This roundup includes the following news briefs:
The AAFP's Measuring, Evaluating and Translating Research into Care (METRIC) performance improvement program has added a childhood immunization module to help members keep their pediatric patients' vaccinations up-to-date.
In addition to completing Part IV of the ABFM's Maintenance of Certification for Family Physicians, those who take the METRIC module are eligible to earn as many as 20 Prescribed CME credits. Users can take up to one year to finish the module.
The AAFP's METRIC program, which launched in 2005, offers family physicians online learning modules on various clinical topics, including asthma, chronic obstructive pulmonary disease, coronary artery disease, depression, diabetes and hypertension.
CMS plans to hold a national call on Aug. 1 from 2:30-4 p.m. EST to discuss proposed regulations that would implement a physician "value-based modifier payment" in 2015.
CMS officials plan to explain the value-based modifier payment during the call before taking questions about the modifier, which was created as a result of the Patient Protection and Affordable Care Act.

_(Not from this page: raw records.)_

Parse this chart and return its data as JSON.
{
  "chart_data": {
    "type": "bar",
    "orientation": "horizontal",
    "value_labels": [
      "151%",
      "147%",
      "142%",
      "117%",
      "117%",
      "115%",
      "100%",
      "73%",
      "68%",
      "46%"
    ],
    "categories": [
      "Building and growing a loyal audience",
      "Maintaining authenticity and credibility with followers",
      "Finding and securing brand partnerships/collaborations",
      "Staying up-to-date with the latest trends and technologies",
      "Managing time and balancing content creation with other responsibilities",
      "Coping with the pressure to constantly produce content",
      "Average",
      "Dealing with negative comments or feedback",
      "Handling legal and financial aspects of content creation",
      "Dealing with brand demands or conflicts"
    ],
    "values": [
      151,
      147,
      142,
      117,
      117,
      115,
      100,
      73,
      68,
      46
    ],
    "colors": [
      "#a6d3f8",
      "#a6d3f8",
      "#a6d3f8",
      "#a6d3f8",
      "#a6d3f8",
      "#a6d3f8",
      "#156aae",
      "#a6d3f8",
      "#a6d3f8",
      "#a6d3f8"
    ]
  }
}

The Affordable Care Act requires CMS to pay physicians based on the quality of care furnished to Medicare beneficiaries compared to the cost of that care during a performance period.
In the proposed 2013 Medicare physician fee schedule, CMS discusses its intentions to apply the value modifier to physician practices with 25 or more eligible employees starting in 2015. CMS proposes using a physician group's 2013 performance measures to calculate the value modifier.
Registration(www.eventsvc.com) for the call is required.
HHS has launched a new initiative(innovation.cms.gov) to help states test existing health care delivery transformation models or develop new transformation models to improve care and eliminate unnecessary costs for beneficiaries in the Medicare, Medicaid and Children’s Health Insurance Programs.
The initiative will make available $275 million in competitive funding to help states design and test multipayer payment and delivery models that deliver high quality health care and improve health system performance, according to HHS. States will have two options: they can apply for model testing awards to assist them in implementing already developed models, or they can apply for model design awards to help them in determining what type of system improvements would work best for their states.
HHS will choose up to five states for the initial round of model testing awards and as many as 25 states for the model design awards. The Center for Medicare and Medicaid Innovation at CMS developed the initiative and will provide technical assistance to state awardees.
States will be required to work with multiple payers, including employers, insurers, community leaders, health care providers and consumers, among others. The successful innovations are expected to benefit both privately and publicly insured residents of participating states because of the breadth and scope of the initiatives.
The Community Oncology Alliance(www.communityoncology.org) recently announced that a steering committee dedicated to developing parameters for an oncology medical home for cancer care has released 16 quality, value and outcome measures toward that effort.
According to a July 18 press release, the results were achieved through the work of 18 cancer care stakeholders.
The measures cover, among other things, minimization of emergency room visits and inpatient hospital stays, use of hospice services, and screening and intervention for the psychosocial needs of cancer patients.
The next stage in the development of the oncology medical home model will be the development of payment models aimed at rewarding quality, value and superior outcomes while minimizing administrative and financial burdens.